In order for a person to truly change, something big has to happen. I am reading Charles Duhigg’s The Power of Habit: Why We Do What We Do in Life and Business. Here is a quote that will let you in on his thesis: “first, there is a cue, a trigger that tells your brain to go into automatic mode and which habit to use. Then there is the routine, which can be physical or mental or emotional. Finally, there is a reward, which helps your brain figure out if this particular loop is worth remembering for the future” (loc 454).
(the “habit loop”)
Duhigg says that if we are going to change a habit or behavior, we must first change the reward. If the payoff is big enough, we will change. So crisis may not be a tragedy. Crisis is simply a point of experience that motivates us to do something different.

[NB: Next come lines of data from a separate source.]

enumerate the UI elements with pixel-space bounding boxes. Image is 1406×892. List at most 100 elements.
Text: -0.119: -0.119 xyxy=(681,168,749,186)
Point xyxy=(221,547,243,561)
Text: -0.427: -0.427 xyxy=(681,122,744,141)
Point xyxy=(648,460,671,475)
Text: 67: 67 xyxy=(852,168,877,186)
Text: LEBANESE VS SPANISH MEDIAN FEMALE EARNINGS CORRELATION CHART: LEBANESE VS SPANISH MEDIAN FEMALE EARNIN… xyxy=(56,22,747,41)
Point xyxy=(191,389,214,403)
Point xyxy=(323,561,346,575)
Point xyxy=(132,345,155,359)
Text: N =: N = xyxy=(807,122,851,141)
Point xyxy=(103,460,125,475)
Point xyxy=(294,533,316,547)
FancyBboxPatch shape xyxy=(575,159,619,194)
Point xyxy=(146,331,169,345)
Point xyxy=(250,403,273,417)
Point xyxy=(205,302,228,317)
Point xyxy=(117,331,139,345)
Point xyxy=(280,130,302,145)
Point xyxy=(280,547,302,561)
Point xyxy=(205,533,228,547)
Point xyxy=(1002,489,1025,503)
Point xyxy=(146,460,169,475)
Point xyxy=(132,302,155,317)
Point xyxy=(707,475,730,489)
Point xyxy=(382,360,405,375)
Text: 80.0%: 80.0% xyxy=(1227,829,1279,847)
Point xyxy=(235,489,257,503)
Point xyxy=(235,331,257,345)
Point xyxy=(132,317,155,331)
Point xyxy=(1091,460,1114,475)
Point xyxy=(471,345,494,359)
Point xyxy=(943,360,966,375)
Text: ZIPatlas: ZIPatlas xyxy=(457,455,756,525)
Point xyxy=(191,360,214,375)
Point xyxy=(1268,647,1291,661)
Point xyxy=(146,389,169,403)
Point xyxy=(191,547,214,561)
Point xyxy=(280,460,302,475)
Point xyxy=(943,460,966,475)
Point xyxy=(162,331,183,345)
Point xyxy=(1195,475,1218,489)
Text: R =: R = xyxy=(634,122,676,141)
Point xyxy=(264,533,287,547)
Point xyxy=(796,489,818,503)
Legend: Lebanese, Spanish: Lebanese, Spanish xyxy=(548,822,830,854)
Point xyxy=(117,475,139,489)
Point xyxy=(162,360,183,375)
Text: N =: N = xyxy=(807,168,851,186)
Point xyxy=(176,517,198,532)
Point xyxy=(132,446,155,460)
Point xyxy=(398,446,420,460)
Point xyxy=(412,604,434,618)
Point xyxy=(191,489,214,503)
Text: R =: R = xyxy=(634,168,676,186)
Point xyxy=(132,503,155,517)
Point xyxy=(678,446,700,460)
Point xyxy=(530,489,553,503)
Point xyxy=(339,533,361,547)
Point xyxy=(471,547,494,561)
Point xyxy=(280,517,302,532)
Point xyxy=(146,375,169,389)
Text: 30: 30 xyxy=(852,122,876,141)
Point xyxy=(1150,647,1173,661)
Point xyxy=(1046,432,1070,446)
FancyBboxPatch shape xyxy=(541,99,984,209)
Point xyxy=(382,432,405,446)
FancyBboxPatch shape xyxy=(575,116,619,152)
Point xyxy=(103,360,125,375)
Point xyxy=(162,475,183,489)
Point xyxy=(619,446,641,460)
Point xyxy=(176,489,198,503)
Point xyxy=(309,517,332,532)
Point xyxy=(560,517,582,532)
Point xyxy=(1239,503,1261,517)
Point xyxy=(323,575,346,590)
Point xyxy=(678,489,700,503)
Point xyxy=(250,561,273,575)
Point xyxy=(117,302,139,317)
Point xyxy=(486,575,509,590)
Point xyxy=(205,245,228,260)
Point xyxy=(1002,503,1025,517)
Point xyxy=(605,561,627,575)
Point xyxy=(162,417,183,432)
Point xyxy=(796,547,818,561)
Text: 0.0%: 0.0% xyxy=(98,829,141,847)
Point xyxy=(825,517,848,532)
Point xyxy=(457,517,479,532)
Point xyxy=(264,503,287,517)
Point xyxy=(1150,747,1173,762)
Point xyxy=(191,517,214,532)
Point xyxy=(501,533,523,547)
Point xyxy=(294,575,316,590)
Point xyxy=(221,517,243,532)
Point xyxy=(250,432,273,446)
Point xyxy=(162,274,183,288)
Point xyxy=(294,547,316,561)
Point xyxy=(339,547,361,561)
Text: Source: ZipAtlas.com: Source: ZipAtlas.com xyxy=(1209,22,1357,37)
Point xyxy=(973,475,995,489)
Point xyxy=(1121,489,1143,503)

If you are a 40 year-old male who is still addicted to porn, you haven’t yet experienced a moment of true crisis. If you are a 50 year-old female who has no real friends, you have not yet reached the crossroads necessary in order to make real change.
I am praying that we can all create our own personal crisis that is required for us to engage in real change. If we don’t we may be doomed to being who we are. While we may not be all that bad, the idea of no positive change is depressing.
Jeremiah 13:23 asks, “Can a leopard change its spots?” I don’t think so.
But I do think we can change – if we want to badly enough.